Can you read by the light of a rhododendron or work under wisteria-generated illumination?
A merger of nanotechnology and botany might one day enable you to bask in the glow of ginkos. Researchers at MIT have succeeded in inducing a watercress plant to emit dim light for almost four hours by embedding nanoparticles into its leaves.
"The vision is to make a plant that will function as a desk lamp—a lamp that you don't have to plug in. The light is ultimately powered by the energy metabolism of the plant itself," says Michael Strano, the Carbon P. Dubbs Professor of Chemical Engineering at MIT.
The researchers are advancing the emerging science of plant nanobionics in order to impart new features and functions to plants by use of nanoparticles. Plant systems have already been engineered to detect explosives and transmit that information to a smartphone.

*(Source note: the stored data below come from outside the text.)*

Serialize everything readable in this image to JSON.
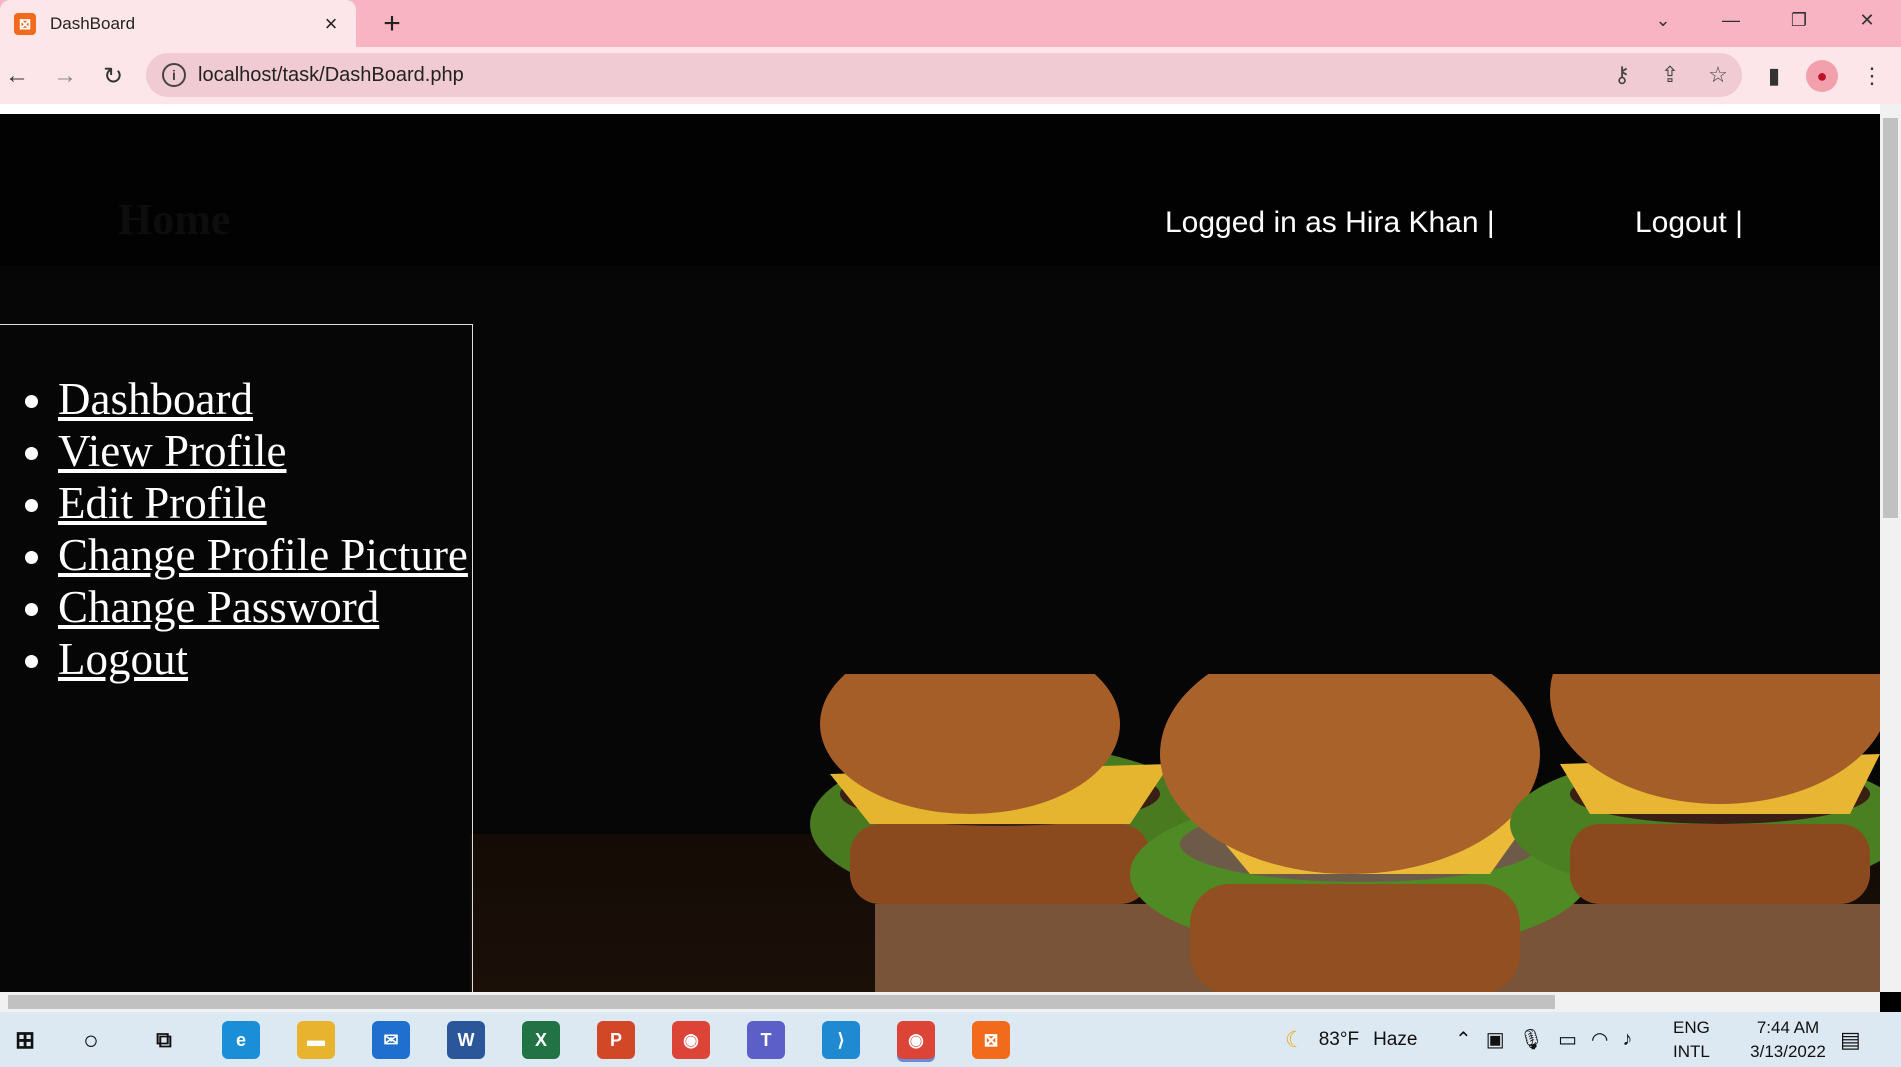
{
  "browser": {
    "tab_title": "DashBoard",
    "tab_close": "×",
    "new_tab": "+",
    "url": "localhost/task/DashBoard.php"
  },
  "page": {
    "brand": "Home",
    "logged_in_text": "Logged in as Hira Khan |",
    "logout_top": "Logout |",
    "menu": [
      {
        "label": "Dashboard"
      },
      {
        "label": "View Profile"
      },
      {
        "label": "Edit Profile"
      },
      {
        "label": "Change Profile Picture"
      },
      {
        "label": "Change Password"
      },
      {
        "label": "Logout"
      }
    ]
  },
  "taskbar": {
    "weather": "83°F",
    "weather_desc": "Haze",
    "lang_top": "ENG",
    "lang_bottom": "INTL",
    "time": "7:44 AM",
    "date": "3/13/2022"
  },
  "colors": {
    "chrome_frame": "#f8b4c2",
    "chrome_toolbar": "#fde6ea",
    "page_bg": "#060606"
  }
}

Lighting accounts for about 20 percent of worldwide energy consumption and seemed like a logical target for nanobionics research. "Plants can self-repair, they have their own energy, and they are already adapted to the outdoor environment," Strano says. "We think this is an idea whose time has come. It's a perfect problem for plant nanobionics."
Luciferase, the enzyme that gives fireflies their glow, acts on a molecule called luciferin and results in light emission. Co-enzyme A helps the process along by removing a reaction byproduct that can inhibit luciferase activity.

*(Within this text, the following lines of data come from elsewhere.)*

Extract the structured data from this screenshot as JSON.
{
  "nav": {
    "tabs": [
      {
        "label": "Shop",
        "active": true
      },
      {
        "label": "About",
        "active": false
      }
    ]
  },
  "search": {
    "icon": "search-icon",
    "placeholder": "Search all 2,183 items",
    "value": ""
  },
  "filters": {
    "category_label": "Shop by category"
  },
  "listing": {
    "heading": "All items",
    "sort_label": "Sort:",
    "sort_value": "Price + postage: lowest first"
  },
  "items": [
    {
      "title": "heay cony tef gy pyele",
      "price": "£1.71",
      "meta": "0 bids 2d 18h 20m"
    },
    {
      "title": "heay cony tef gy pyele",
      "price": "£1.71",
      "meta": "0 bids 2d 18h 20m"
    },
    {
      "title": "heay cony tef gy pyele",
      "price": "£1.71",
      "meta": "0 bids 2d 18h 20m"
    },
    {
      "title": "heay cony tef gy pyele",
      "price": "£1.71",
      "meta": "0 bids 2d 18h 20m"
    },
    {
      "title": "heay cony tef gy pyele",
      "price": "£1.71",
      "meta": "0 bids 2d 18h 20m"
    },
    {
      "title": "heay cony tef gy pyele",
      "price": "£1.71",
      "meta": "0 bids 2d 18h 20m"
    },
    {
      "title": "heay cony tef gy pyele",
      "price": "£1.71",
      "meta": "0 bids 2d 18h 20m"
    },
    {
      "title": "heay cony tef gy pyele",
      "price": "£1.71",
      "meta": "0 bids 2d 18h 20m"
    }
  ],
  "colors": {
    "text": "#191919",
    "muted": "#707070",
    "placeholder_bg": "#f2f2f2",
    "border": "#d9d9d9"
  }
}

Use of different nanoparticle carriers allowed each of these elements to target the desired part of the plant and prevented accumulation of potentially toxic concentrations. Silica nanoparticles of 10 nanometers in diameter were assigned to carry luciferase, while slightly larger particles of the polymers PLGA and chitosan ferried luciferin and coenzyme A, respectively. Plants were immersed in solutions containing suspended nanoparticles and then subjected to high pressure, allowing particles to enter leaves through stomata.

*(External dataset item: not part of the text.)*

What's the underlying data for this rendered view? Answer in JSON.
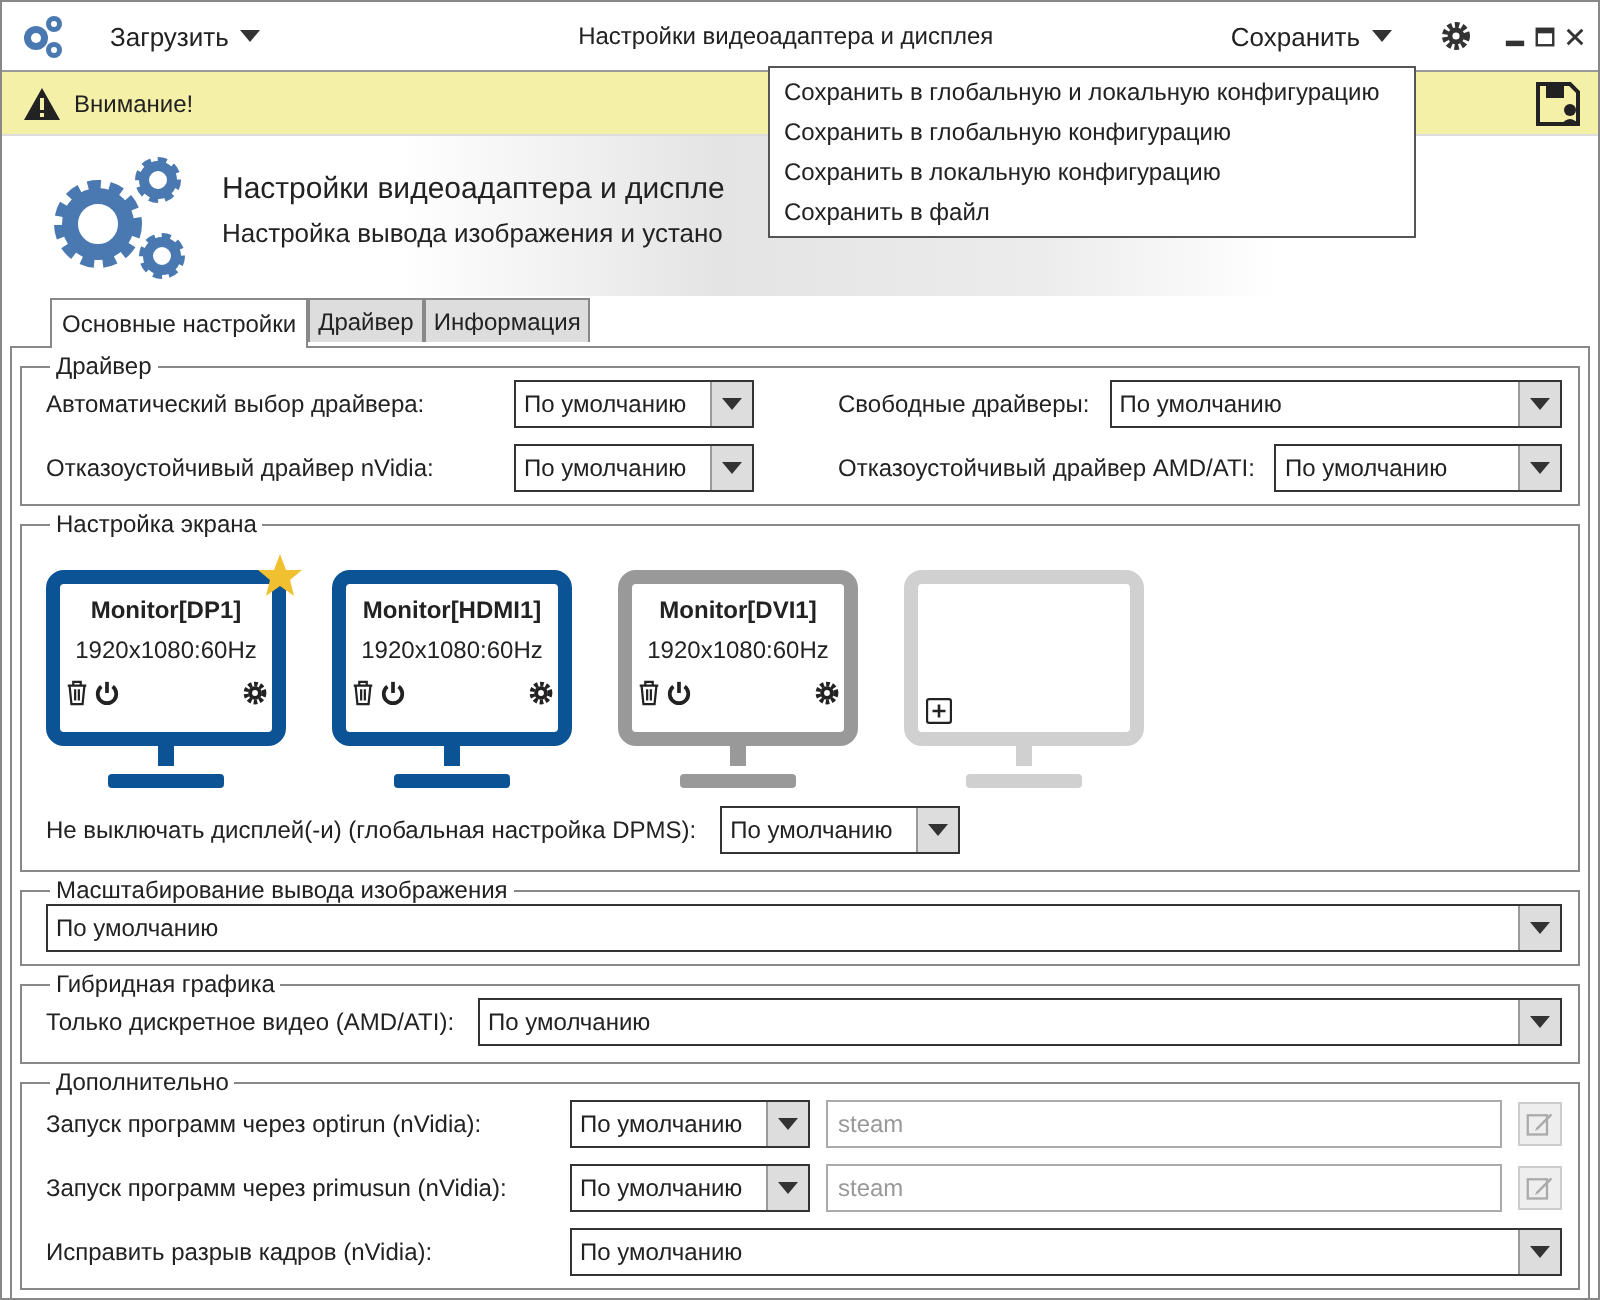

Particles releasing luciferin and coenzyme A were designed to accumulate in the extracellular space of the mesophyll, an inner layer of the leaf, while the smaller particles carrying luciferase enter the cells that make up the mesophyll. The PLGA particles gradually release luciferin, which then enters the plant cells, where luciferase performs the chemical reaction that makes luciferin glow.
Initial efforts yielded plants that could glow for about 45 minutes, a duration recently extended to 3.5 hours. The light generated by one 10-centimeter watercress seedling is about one-thousandth of the amount needed to read by, but the researchers believe they can boost the light emitted, and its duration, by further optimizing concentration and release rates of the components.
This approach has also been demonstrated with arugula, kale and spinach. The researchers have also turned the light off by adding nanoparticles carrying a luciferase inhibitor. This might lead to plants that shut off their light emission in response to environmental conditions such as sunlight.
Development of a means to paint or spray nanoparticles onto plant leaves could make it possible to transform trees and other large plants into light sources.